CMS will post a paperwork review notice about the system in the Federal Register Friday.

CMS set up the system for the carriers selling private “qualified health plans” through the PPACA exchanges.

PPACA created new tax credits to help moderate-income consumers pay for health coverage.

Consumers who have QHP coverage in 2014 and qualify for the credit can wait to get the money back when they file their 2014 tax returns, in 2015, or they can get an “advance premium tax credit” and use the subsidy to lower their monthly premium payments.
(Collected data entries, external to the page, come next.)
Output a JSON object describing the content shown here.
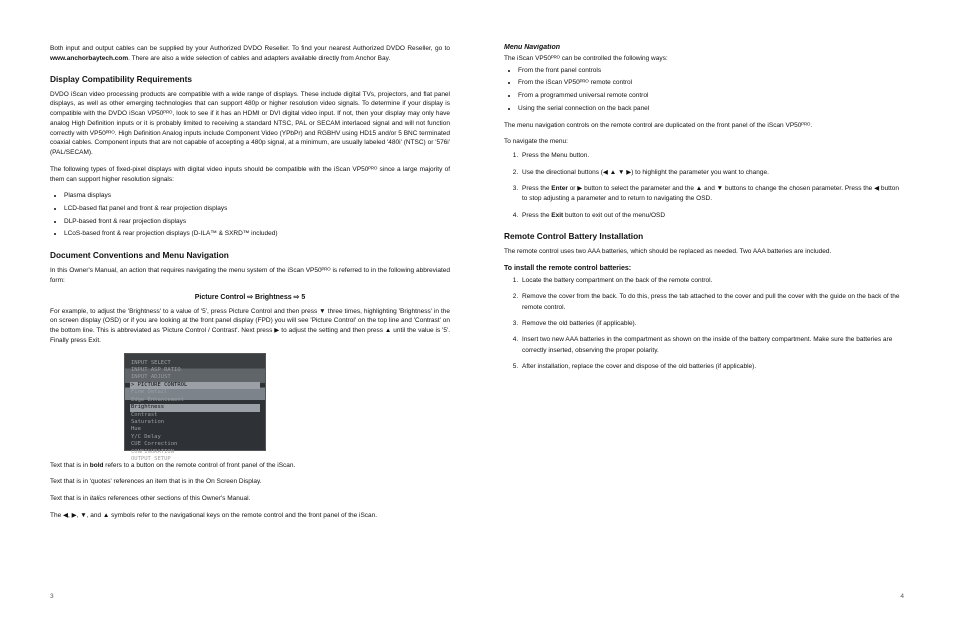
{
  "left": {
    "intro": "Both input and output cables can be supplied by your Authorized DVDO Reseller. To find your nearest Authorized DVDO Reseller, go to",
    "intro_link": "www.anchorbaytech.com",
    "intro2": ". There are also a wide selection of cables and adapters available directly from Anchor Bay.",
    "h1": "Display Compatibility Requirements",
    "p1": "DVDO iScan video processing products are compatible with a wide range of displays. These include digital TVs, projectors, and flat panel displays, as well as other emerging technologies that can support 480p or higher resolution video signals. To determine if your display is compatible with the DVDO iScan VP50ᴾᴿᴼ, look to see if it has an HDMI or DVI digital video input. If not, then your display may only have analog High Definition inputs or it is probably limited to receiving a standard NTSC, PAL or SECAM interlaced signal and will not function correctly with VP50ᴾᴿᴼ. High Definition Analog inputs include Component Video (YPbPr) and RGBHV using HD15 and/or 5 BNC terminated coaxial cables. Component inputs that are not capable of accepting a 480p signal, at a minimum, are usually labeled '480i' (NTSC) or '576i' (PAL/SECAM).",
    "p2": "The following types of fixed-pixel displays with digital video inputs should be compatible with the iScan VP50ᴾᴿᴼ since a large majority of them can support higher resolution signals:",
    "displays": [
      "Plasma displays",
      "LCD-based flat panel and front & rear projection displays",
      "DLP-based front & rear projection displays",
      "LCoS-based front & rear projection displays (D-ILA™ & SXRD™ included)"
    ],
    "h2": "Document Conventions and Menu Navigation",
    "p3_a": "In this Owner's Manual, an action that requires navigating the menu system of the iScan VP50ᴾᴿᴼ is referred to in the following abbreviated form:",
    "menu_example": "Picture Control ⇨ Brightness ⇨ 5",
    "p4": "For example, to adjust the 'Brightness' to a value of '5', press Picture Control and then press ▼ three times, highlighting 'Brightness' in the on screen display (OSD) or if you are looking at the front panel display (FPD) you will see 'Picture Control' on the top line and 'Contrast' on the bottom line. This is abbreviated as 'Picture Control / Contrast'. Next press ▶ to adjust the setting and then press ▲ until the value is '5'. Finally press Exit.",
    "shot": [
      "INPUT SELECT",
      "INPUT ASP RATIO",
      "INPUT ADJUST",
      "> PICTURE CONTROL",
      "Fine Detail",
      "Edge Enhancement",
      "Contrast",
      "Saturation",
      "Hue",
      "Y/C Delay",
      "CUE Correction",
      "CONFIGURATION",
      "OUTPUT SETUP"
    ],
    "shot_hl": "Brightness",
    "p5_a": "Text that is in ",
    "p5_b": "bold",
    "p5_c": " refers to a button on the remote control of front panel of the iScan.",
    "p6": "Text that is in 'quotes' references an item that is in the On Screen Display.",
    "p7_a": "Text that is in ",
    "p7_b": "italics",
    "p7_c": " references other sections of this Owner's Manual.",
    "p8": "The ◀, ▶, ▼, and ▲ symbols refer to the navigational keys on the remote control and the front panel of the iScan."
  },
  "right": {
    "h1": "Menu Navigation",
    "p1": "The iScan VP50ᴾᴿᴼ can be controlled the following ways:",
    "ways": [
      "From the front panel controls",
      "From the iScan VP50ᴾᴿᴼ remote control",
      "From a programmed universal remote control",
      "Using the serial connection on the back panel"
    ],
    "p2": "The menu navigation controls on the remote control are duplicated on the front panel of the iScan VP50ᴾᴿᴼ.",
    "p3": "To navigate the menu:",
    "nav": [
      {
        "a": "Press the Menu button."
      },
      {
        "a": "Use the directional buttons (◀ ▲ ▼ ▶) to highlight the parameter you want to change."
      },
      {
        "a": "Press the ",
        "b": "Enter",
        "c": " or ▶ button to select the parameter and the ▲ and ▼ buttons to change the chosen parameter. Press the ◀ button to stop adjusting a parameter and to return to navigating the OSD."
      },
      {
        "a": "Press the ",
        "b": "Exit",
        "c": " button to exit out of the menu/OSD"
      }
    ],
    "h2": "Remote Control Battery Installation",
    "p4": "The remote control uses two AAA batteries, which should be replaced as needed. Two AAA batteries are included.",
    "h3": "To install the remote control batteries:",
    "steps": [
      "Locate the battery compartment on the back of the remote control.",
      "Remove the cover from the back. To do this, press the tab attached to the cover and pull the cover with the guide on the back of the remote control.",
      "Remove the old batteries (if applicable).",
      "Insert two new AAA batteries in the compartment as shown on the inside of the battery compartment. Make sure the batteries are correctly inserted, observing the proper polarity.",
      "After installation, replace the cover and dispose of the old batteries (if applicable)."
    ]
  },
  "page_left": "3",
  "page_right": "4"
}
Originally, the exchanges were supposed to make QHP enrollee information flow to the QHP issuers automatically, and have the tax credit cash flow from the Internal Revenue Service to the QHP issuers automatically.

Because of all of the technical problems the exchanges have been having, CMS is having the 575 QHP issuers enter information about “effectuated enrollments” on a spreadsheet and return the spreadsheet to CMS as an e-mail attachment.

CMS filed the first paperwork review notice for the spreadsheet — Form CMS-10515 — in December. The agency now has to put a decision to extend use of the spreadsheet through another paperwork review process.

To use the spreadsheet, a worker at the carrier needs to have the carrier’s 5-digit Health Insurance Oversight System identity number and each QHP’s 16-digit HIOS plan ID number.

CMS is warning issuers to be careful about how they fill out the spreadsheet form. The system is supposed to treat blank fields as zero values, for example, but CMS is hoping issuers will take the time to put in zeros, not just leave cells blank. 

An issuer is supposed to report “total premium amount for effectuated enrollments by QHP ID.”

For an issuer in a state with an HHS-run exchange, the spreadsheet will calculate the issuer’s user fee payment automatically.

CMS and its parent, HHS, have a financial stake in maximizing QHP premium revenue: The HHS exchange user fee will be equal to 3.5 percent of the total QHP premiums collected.